PMETAL’s 1Q19 core net profit (CNP*) came in below expectations at RM111m (-22% YoY; -27% QoQ), accounting for only 14% of both consensus and our full-year estimates. We attribute the earnings miss to: (i) higher-than-expected alumina costs, and (ii) lower aluminium prices. An interim dividend of 1.25 sen was declared, below our expectation. Cut FY19-20E CNPs to RM685-810m and lower dividend forecast from 7.0- 7.5 sen to 6.0-7.0 sen. Maintain MP with TP of RM4.50.
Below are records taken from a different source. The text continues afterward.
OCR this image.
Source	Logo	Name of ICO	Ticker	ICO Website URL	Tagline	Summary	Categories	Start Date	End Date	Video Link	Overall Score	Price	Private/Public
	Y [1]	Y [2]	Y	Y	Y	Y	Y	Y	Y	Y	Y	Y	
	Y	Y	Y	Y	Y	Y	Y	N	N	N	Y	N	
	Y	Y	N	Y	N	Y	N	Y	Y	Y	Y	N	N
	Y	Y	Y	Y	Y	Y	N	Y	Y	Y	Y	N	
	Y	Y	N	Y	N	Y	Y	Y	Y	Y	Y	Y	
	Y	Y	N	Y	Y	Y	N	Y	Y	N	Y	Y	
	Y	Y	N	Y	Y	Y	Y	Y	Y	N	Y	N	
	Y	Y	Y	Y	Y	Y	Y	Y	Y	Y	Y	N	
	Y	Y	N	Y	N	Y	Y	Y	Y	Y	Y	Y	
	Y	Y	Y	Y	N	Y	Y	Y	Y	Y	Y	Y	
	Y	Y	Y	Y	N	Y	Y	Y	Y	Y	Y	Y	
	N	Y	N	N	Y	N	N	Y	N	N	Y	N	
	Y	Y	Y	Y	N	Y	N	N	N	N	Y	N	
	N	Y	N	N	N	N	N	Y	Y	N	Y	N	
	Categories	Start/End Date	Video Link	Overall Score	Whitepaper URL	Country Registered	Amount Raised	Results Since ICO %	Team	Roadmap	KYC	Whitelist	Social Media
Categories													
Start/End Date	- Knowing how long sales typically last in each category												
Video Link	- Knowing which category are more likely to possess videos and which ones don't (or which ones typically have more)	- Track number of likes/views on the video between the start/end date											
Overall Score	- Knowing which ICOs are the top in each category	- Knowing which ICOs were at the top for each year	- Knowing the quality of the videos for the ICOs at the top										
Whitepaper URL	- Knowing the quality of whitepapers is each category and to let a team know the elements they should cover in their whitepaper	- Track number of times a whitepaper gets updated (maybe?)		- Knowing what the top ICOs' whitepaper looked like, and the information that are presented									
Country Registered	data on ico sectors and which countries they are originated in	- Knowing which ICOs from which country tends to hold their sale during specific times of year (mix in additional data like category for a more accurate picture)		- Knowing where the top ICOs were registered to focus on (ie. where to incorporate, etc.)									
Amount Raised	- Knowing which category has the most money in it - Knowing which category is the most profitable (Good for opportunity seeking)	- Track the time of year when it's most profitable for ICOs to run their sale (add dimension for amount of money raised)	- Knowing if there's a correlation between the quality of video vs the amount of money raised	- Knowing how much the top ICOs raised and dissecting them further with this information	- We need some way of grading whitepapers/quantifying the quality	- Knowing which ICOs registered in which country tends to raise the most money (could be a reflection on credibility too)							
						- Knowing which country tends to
Below expectations. Press Metal Aluminium Holdings Berhad (PMETAL)’s 1Q19 core net profit (CNP*) came in below expectations at RM111m (-22% YoY; -27% QoQ), accounting for only 14% of both consensus and our full-year estimates. An interim dividend of 1.25 sen was declared, below expectation at ~20% of our FY19E full-year estimate.
Double whammy of higher alumina and lower aluminium prices. YoY, 1Q19 CNP declined 22% on a double whammy of heightened alumina costs and lower aluminium prices. Recall that PMETAL had hedged its alumina purchases for the whole of FY18 at prices based on 16-17% of aluminium price (translating into unit cost of c.USD340- 360/MT). As such, we estimate that PMETAL’s alumina costs went up by 13-19% to c.USD406/MT in 1Q19, while the average aluminium price fell 13% to USD1,862/MT during the same period. As a result, EBIT margin waned 2.9ppt to 9.0% in 1Q19. QoQ, CNP dived 27% on the same reasons.
Alumina prices to moderate. We believe alumina prices will moderate from 1Q19 average of USD406/MT to USD360-380/MT in coming months as production restrictions at Norsk Hydro’s Alunorte plant has recently been lifted, while Emirates Global Aluminium (EGA)’s Al Taweelah alumina refinery with 2m MT/year capacity (c.3% of ex-China alumina supplies) has also commenced operations in April. However, we are aware of Xinfa Group’s move to shut down all of its production lines (with 2.8m MT/year capacity) in Shanxi, China amid an environmental dispute; it could dampen the moderating alumina price although theoretically the impact should be localised.
Better product mix and JAA to lift earnings. We believe the group’s sales composition of high-value products will increase to 60-70% in FY19 from 40-50% in FY18 after expanding billet capacity by 60k MT (to 240k MT) and wire rod capacity by 50k MT (to 200k MT) in October 2018. Billets and wire rods command a mark-up/premium of USD120- 150/MT and generate additional profit of USD60-80/MT. As such, we believe the new capacities would underpin profit margins and improve earnings by c.5% in FY19. In addition, the completion of Japan Alumina Associates (JAA) acquisition in end-Feb 2019 should provide a 10- month earnings contribution to the group in FY19, improving earnings by c.3% after considering financing costs.
Cut FY19-20E CNP by 15-5% to RM685-810m as we raise our alumina cost assumptions from USD370-360/MT to USD390-370/MT. As such, we have lowered our dividend forecast from 7.0-7.5 sen to 6.0-7.0 sen in tandem with our earnings downgrade.
Maintain MARKET PERFORM with an unchanged TP of RM4.50, based on FY20E PER of 21.8x (rolled forward from FY19E), implying - 0.5SD valuation basis. Despite its long-term positive operating outlook and earnings growth potential, volatility in the aluminium and alumina markets could continue to disrupt earnings’ visibility in the near-term.
Risks to our call include sharp rises/falls in aluminium prices and raw
material prices as well as major plant disruptions/closure.